How is the LSAT Scored?

The LSAT is scored on a scale from 120 to 180; every year a few people attain the Everest-like peak of 180, and they can pretty much write their own tickets to law school. Although percentile charts vary slightly among test administrations, the average LSAT score is around 152.

Any score higher than 160 is quite good and puts you in the top 20 percent of test-takers (80th percentile). A score of around 164 puts you around the 90th percentile, and a score of 173 or above is where the top 1 percent of test-takers usually reside.

To get a 160, you need to answer about 75 percent of the answers correctly. To get a 150, you need to get about 55 percent. If you get 95 percent or more right, your score will be up in the stratosphere, around a 175.The LSAT scoring is straightforward.

Your raw score is the number of questions you get right; no points are deducted for wrong answers. You plug that raw score into the score chart to determine what your LSAT score would be.

So if, say, your test has 100 questions on it, and you get 75 of them right, your raw score is 75 and your LSAT score may be 161. If you get 44 right, you’d get more like a 144. The raw score to scaled score conversion changes very slightly from test to test to account for the minor differences in difficulty of each test.

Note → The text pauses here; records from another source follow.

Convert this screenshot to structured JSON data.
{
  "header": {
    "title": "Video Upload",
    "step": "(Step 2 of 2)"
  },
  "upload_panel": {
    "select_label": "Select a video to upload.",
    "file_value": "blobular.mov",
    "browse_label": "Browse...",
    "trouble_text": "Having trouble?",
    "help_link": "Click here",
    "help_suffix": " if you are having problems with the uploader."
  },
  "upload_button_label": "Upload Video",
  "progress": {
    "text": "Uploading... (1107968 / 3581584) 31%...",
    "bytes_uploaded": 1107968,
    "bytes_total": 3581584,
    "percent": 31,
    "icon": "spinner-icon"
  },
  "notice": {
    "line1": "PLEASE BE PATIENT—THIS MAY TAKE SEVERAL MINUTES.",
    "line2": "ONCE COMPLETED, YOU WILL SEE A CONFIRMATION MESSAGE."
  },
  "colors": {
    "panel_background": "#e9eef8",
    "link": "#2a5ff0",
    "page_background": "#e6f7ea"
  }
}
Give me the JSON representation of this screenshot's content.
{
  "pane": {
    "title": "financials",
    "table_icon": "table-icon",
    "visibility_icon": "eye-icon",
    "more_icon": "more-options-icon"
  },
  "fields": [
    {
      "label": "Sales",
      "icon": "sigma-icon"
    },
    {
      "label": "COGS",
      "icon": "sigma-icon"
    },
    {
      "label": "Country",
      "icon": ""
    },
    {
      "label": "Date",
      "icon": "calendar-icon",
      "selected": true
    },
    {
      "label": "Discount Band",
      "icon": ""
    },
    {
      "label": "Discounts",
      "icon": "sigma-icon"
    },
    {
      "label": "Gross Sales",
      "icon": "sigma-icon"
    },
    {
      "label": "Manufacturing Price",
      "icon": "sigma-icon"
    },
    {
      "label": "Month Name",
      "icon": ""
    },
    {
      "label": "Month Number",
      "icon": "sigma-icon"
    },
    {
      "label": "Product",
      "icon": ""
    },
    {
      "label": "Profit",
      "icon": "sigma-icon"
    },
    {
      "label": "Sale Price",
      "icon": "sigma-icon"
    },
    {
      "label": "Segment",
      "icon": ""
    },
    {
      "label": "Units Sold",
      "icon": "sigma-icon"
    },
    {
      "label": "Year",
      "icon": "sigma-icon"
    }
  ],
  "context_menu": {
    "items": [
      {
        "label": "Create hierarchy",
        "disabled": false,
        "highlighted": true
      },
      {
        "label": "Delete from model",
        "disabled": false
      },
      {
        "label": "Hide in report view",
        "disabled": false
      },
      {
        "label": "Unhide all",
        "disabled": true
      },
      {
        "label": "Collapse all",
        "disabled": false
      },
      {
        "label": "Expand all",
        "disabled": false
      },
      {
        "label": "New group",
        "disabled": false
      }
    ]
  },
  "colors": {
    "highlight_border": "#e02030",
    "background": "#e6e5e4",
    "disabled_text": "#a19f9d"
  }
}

The LSAT-writers work hard to ensure that the test is reliable. That means that the same test-taker should get scores in a similar range on two or three different tests, and that luck in getting an easy test shouldn’t be a factor in scores. In practice, luck is always something of a factor, but it shouldn’t be a major one.

Still, you’ve probably taken a metric ton of tests by now, and you know that everyone has good days and bad days, good tests and bad tests (hey, even good hair days and bad hair days!). The combination of a bad test and a bad mood can lead to a misleadingly bad score. If that happens, you can cancel your score and try again.

On the other hand, you may be in the test-taking zone on test day, and every question seems laughably easy to you. It can happen that way. If you have a good day, thank your lucky stars because that’ll probably result in a good LSAT score and law school admission.

What if you get a 160 and your friend gets a 163? Does that mean your friend is a better law school prospect than you? Probably not. Small differences among test-takers aren’t usually due to actual differences of ability.

Your score will be in the range of scores you’re capable of, but if you take the LSAT several times within a short period of time, you probably won’t get the same score every time. It may go up or down slightly, but it should be within 3 points up or down of your original score (though your mileage may vary).